Applications might range from deep-sea exploration, where temperature gradients are abundant and stable, to space missions, where photon flux and thermal extremes can be harnessed simultaneously. Such machines would be both products of their environment and active participants in it, their “thoughts” quite literally shaped by heat and light.
References
Cahill, D. G., Braun, P. V., Chen, G., Clarke, D. R., Fan, S., Goodson, K. E., … & Zhigilei, L. V. (2014). Nanoscale thermal transport. Applied Physics Reviews, 1(1), 011305. https://doi.org/10.1063/1.4832615
Chen, G. (2005). Nanoscale energy transport and conversion: A parallel treatment of electrons, molecules, phonons, and photons.
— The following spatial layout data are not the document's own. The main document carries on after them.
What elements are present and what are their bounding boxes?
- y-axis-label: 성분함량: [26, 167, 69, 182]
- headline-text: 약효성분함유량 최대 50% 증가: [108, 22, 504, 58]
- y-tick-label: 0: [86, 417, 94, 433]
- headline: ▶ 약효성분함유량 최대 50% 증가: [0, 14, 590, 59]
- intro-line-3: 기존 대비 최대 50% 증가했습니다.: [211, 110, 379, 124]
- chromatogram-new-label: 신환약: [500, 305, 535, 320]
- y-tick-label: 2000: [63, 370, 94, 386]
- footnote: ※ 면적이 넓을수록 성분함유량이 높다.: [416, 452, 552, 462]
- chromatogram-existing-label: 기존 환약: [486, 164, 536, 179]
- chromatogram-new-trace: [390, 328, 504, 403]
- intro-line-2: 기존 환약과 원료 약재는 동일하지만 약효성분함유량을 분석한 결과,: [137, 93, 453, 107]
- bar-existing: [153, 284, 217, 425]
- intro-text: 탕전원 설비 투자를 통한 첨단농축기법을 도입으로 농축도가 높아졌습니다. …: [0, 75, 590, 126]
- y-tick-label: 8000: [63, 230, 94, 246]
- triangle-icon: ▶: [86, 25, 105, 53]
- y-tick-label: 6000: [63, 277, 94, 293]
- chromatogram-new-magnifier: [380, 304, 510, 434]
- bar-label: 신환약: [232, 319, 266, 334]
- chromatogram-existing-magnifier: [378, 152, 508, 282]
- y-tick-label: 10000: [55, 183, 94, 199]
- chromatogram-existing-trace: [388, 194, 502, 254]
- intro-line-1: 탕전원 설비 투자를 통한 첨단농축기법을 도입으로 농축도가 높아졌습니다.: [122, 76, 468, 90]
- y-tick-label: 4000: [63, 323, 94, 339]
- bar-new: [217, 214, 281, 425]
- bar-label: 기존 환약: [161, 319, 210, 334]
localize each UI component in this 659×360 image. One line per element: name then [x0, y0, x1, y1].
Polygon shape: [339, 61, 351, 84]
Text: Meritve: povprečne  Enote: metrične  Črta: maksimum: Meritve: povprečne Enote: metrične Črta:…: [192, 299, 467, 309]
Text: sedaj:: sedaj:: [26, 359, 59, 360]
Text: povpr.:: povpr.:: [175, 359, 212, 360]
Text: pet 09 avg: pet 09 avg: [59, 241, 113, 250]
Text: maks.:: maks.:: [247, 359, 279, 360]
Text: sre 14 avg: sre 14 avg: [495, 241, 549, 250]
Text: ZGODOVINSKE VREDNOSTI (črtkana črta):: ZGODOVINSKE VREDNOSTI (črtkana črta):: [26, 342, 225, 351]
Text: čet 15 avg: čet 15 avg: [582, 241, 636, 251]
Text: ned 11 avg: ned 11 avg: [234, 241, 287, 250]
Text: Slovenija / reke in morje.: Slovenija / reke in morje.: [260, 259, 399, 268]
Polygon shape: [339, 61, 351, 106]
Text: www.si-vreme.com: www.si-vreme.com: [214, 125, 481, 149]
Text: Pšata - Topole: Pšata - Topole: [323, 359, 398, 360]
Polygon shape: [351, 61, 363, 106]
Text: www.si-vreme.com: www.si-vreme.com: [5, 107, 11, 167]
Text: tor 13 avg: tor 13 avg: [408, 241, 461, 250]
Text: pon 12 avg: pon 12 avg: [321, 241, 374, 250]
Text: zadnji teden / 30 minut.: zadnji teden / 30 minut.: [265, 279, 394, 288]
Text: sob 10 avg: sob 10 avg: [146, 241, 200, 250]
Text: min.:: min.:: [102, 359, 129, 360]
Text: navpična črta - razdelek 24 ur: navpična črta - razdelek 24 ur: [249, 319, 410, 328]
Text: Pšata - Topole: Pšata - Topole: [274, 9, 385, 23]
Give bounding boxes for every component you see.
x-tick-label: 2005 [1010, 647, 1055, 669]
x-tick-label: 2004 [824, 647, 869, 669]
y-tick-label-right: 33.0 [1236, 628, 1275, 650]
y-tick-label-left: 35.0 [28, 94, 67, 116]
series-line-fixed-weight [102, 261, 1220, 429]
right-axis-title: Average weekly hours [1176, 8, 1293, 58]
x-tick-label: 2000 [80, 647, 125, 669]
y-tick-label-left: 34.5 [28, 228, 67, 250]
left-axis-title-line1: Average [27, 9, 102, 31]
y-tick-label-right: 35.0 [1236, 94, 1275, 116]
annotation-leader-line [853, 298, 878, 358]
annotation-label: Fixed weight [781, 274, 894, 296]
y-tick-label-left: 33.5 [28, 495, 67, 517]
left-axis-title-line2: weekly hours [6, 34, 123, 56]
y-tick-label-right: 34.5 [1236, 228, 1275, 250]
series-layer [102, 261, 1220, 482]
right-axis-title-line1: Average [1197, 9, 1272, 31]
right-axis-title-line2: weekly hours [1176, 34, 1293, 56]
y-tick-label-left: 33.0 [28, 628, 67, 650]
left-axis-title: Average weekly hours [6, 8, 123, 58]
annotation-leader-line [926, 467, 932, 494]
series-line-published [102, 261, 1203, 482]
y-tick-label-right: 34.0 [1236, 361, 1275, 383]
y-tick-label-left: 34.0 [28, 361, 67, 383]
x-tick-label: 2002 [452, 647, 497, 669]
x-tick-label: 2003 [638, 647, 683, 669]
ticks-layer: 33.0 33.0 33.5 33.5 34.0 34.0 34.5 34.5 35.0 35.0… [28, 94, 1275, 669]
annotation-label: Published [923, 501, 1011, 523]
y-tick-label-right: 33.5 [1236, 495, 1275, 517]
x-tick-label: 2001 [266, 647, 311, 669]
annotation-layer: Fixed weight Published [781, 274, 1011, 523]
Oxford University Press.
Kondo, S., & Miura, T. (2010). Reaction-diffusion model as a framework for understanding biological pattern formation. Science, 329(5999), 1616–1620. https://doi.org/10.1126/science.1179047
Schmidt-Nielsen, K. (1997). Animal physiology: Adaptation and environment. Cambridge University Press.
Turing, A. M. (1952). The chemical basis of morphogenesis. Philosophical Transactions of the Royal Society of London. Series B, Biological Sciences, 237(641), 37–72. https://doi.org/10.1098/rstb.1952.0012





I really enjoyed your take on TGNA — it’s rare to see someone seriously exploring heat as a computational medium.
One thing I kept thinking about while reading was memory.
In our current systems, memory is basically electron choreography — moving them, trapping them, or keeping them in a loop. That works brilliantly for speed, but it’s fragile and power-hungry. What’s interesting about heat is its natural persistence. A thermal gradient can linger in a material long after the initial pulse, especially if the geometry and conductivity are tuned for it.
If we treat those lingering temperature profiles as a form of embodied memory, we could get something that behaves less like a digital snapshot and more like a biological memory trace. Imagine a thermal layer that remembers the “shape” of past computations — not just storing bits, but encoding experience in its conductivity map. In a hybrid photonic–thermal system, the photonics could handle fast symbolic work, while the thermal layer slowly integrates and retains context, almost like long-term potentiation in a brain.
That could mean:
• Memory that self-stabilises without refresh cycles.
• Context-sensitive recall, because environment shifts would literally shape the memory state.
• Security benefits — the memory would be inseparable from the exact physical state of the hardware.
And in that sense, you’re absolutely right — the most accurate model of such a system might be the system itself. I think heat could give us a new kind of “living” memory architecture, where storage and computation happen in the same evolving physical substrate.